THE END IS HERE – FAREWELL, VALHALLA

Robert Levine

Metropolitan Opera House, Lincoln Center, NY; January 31, 2012

The final installment in Robert Lepage’s $16 – $20 million Ring Cycle at the Met finally arrived – a “Götterdämmerung” that simply continued telling the long story, without any subtext, deep meaning or new insights. Not that those values are always required: the Met’s last Cycle, directed by Otto Schenk and designed by Günther Schneider-Siemssen was absolutely straightforward and it was pretty and natural-looking, following Wagner’s stage directions. But with the 45 tons of creaking scenery and 21st century projections and the twirling planks and three-dimensional running rivers and walls of fire and forests that moved, somehow, audiences were expecting more this time. Alas, you get what you see.

And alas, after an impressive-looking “Siegfried”, “Götterdämmerung” was pretty dull. The good news is that all of the machinery worked properly, it was not too noisy, and no-one was injured. With most of the action at the front of the stage, the voices projected into the auditorium well. The Norn Scene, with huge, long threads raveling and unraveling, was interesting; the Gibichung Hall was not: the 24 planks formed a wall in front of which was a dining table that disappeared into the ground to make room for the Vassals. The Rhine Maidens cavorted against a backdrop of moving water – nice, but no grand event. Grane was a life-size mechanical horse (on wheels) that Brünnhilde mounted to ride to the wall of flame that was Siegfried’s pyre. It was fun to look at. At the final conflagration, the heads of the four huge statues of “gods” that had been added to the Gibichung Hall exploded and fell off. Some in the audience laughed – not the most welcome reaction at such a moment. What an anti-climax!

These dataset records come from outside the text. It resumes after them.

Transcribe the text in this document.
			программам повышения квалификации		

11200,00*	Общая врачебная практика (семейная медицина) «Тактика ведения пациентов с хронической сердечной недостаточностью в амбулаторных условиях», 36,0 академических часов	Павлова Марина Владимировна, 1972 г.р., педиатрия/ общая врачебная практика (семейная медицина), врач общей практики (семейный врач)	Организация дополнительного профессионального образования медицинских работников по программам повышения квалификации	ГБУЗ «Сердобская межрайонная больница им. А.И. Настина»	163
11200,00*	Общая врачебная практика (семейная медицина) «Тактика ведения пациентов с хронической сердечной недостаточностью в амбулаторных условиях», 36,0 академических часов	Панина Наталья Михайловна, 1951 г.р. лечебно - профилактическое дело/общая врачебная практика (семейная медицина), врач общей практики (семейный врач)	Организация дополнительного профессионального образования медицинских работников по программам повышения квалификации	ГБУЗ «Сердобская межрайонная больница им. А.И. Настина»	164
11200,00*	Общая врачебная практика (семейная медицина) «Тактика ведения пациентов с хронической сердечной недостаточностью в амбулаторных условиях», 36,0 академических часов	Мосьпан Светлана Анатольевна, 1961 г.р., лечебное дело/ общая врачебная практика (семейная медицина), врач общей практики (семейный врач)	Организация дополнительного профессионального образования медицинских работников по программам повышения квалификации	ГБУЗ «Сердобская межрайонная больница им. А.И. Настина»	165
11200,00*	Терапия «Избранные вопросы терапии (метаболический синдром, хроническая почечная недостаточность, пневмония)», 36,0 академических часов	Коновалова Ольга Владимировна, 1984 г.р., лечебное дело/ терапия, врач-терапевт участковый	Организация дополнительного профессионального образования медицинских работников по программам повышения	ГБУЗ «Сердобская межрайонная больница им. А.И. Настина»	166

The new Siegfried was Stephen Gould, singing his only performance in the part at the Met this year. His strange career began as a Rossini tenor, followed by eight years in the touring company of “Phantom of the Opera”, after which he returned as a Heldentenor. His Siegfried at Bayreuth a couple of years ago was not very well received. Now he is a clumsy man with a big, clumsy voice. He makes the occasional imposing sound, but sings utterly without legato or any sense of line. But he never tires and is always audible. If this seems like faint praise, it is. The pleasant surprise was Deborah Voigt’s Brünnhilde. She was mediocre in “Walküre” and genuinely bad in “Siegfried”; one feared for her in this part of the Ring. In fact she sang remarkably, the voice full and grand (no, not Flagstad- or Nilsson-like, but “grand” by her own standards), the high notes in place, the anger in act two pointed and exciting, and the Immolation Scene near-majestic. Brava, finally.

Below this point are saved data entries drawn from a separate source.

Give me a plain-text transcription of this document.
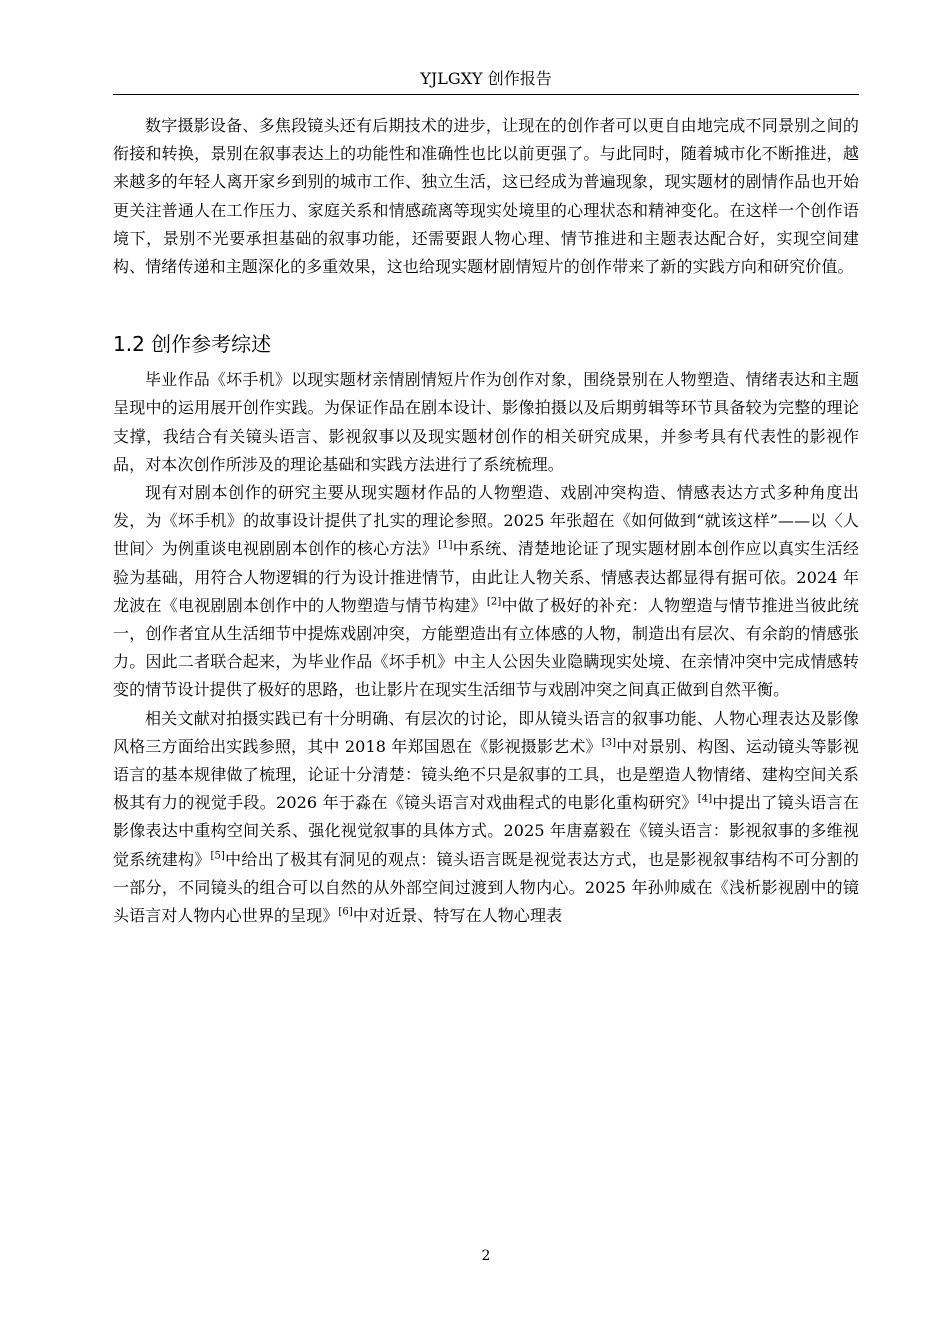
YJLGXY 创作报告

数字摄影设备、多焦段镜头还有后期技术的进步，让现在的创作者可以更自由地完成不同景别之间的衔接和转换，景别在叙事表达上的功能性和准确性也比以前更强了。与此同时，随着城市化不断推进，越来越多的年轻人离开家乡到别的城市工作、独立生活，这已经成为普遍现象，现实题材的剧情作品也开始更关注普通人在工作压力、家庭关系和情感疏离等现实处境里的心理状态和精神变化。在这样一个创作语境下，景别不光要承担基础的叙事功能，还需要跟人物心理、情节推进和主题表达配合好，实现空间建构、情绪传递和主题深化的多重效果，这也给现实题材剧情短片的创作带来了新的实践方向和研究价值。

1.2 创作参考综述

毕业作品《坏手机》以现实题材亲情剧情短片作为创作对象，围绕景别在人物塑造、情绪表达和主题呈现中的运用展开创作实践。为保证作品在剧本设计、影像拍摄以及后期剪辑等环节具备较为完整的理论支撑，我结合有关镜头语言、影视叙事以及现实题材创作的相关研究成果，并参考具有代表性的影视作品，对本次创作所涉及的理论基础和实践方法进行了系统梳理。

现有对剧本创作的研究主要从现实题材作品的人物塑造、戏剧冲突构造、情感表达方式多种角度出发，为《坏手机》的故事设计提供了扎实的理论参照。2025 年张超在《如何做到“就该这样”——以〈人世间〉为例重谈电视剧剧本创作的核心方法》[1]中系统、清楚地论证了现实题材剧本创作应以真实生活经验为基础，用符合人物逻辑的行为设计推进情节，由此让人物关系、情感表达都显得有据可依。2024 年龙波在《电视剧剧本创作中的人物塑造与情节构建》[2]中做了极好的补充：人物塑造与情节推进当彼此统一，创作者宜从生活细节中提炼戏剧冲突，方能塑造出有立体感的人物，制造出有层次、有余韵的情感张力。因此二者联合起来，为毕业作品《坏手机》中主人公因失业隐瞒现实处境、在亲情冲突中完成情感转变的情节设计提供了极好的思路，也让影片在现实生活细节与戏剧冲突之间真正做到自然平衡。

相关文献对拍摄实践已有十分明确、有层次的讨论，即从镜头语言的叙事功能、人物心理表达及影像风格三方面给出实践参照，其中 2018 年郑国恩在《影视摄影艺术》[3]中对景别、构图、运动镜头等影视语言的基本规律做了梳理，论证十分清楚：镜头绝不只是叙事的工具，也是塑造人物情绪、建构空间关系极其有力的视觉手段。2026 年于淼在《镜头语言对戏曲程式的电影化重构研究》[4]中提出了镜头语言在影像表达中重构空间关系、强化视觉叙事的具体方式。2025 年唐嘉毅在《镜头语言：影视叙事的多维视觉系统建构》[5]中给出了极其有洞见的观点：镜头语言既是视觉表达方式，也是影视叙事结构不可分割的一部分，不同镜头的组合可以自然的从外部空间过渡到人物内心。2025 年孙帅威在《浅析影视剧中的镜头语言对人物内心世界的呈现》[6]中对近景、特写在人物心理表

2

The singing of the rest of the cast was world-class. Hans-Peter König was a huge-voiced, nasty Hagen, Eric Owens a snarling, vile Alberich and Waltraud Meier a glorious (and beautiful) Waltraute. Iain Patterson and Wendy Bryn-Harmer as Gunther and Gutrune,respectively, turned these thankless roles into real characters, with expressive, handsome singing. Norns and Rhine Maidens were excellent. There was even occasional real acting, although characters enter and leave the stage awkwardly and without purpose most of the time: Mr. Lepage still seems more interested in his planks than in his people.

The Met Orchestra, a few unfortunate horn bobbles aside, played with brilliance and urgency under Fabio Luisi. Coming in at four hours and thirty minutes – only fifteen minutes less than Levine’s last reading (in contrast with the very fast, witty “Siegfried”, which took more than a half hour off Levine’s timings), Luisi led a superb performance; mysterious at first, joyous and menacing by turns, thrilling in the Funeral Music and the opera’s final moments. Luisi’s attention to detail and insistence on clarity is most welcome in such an overwhelming score, but he does not hold the volume down when it is called for.

And so, the end has come. Where is Nostradamus when we need him?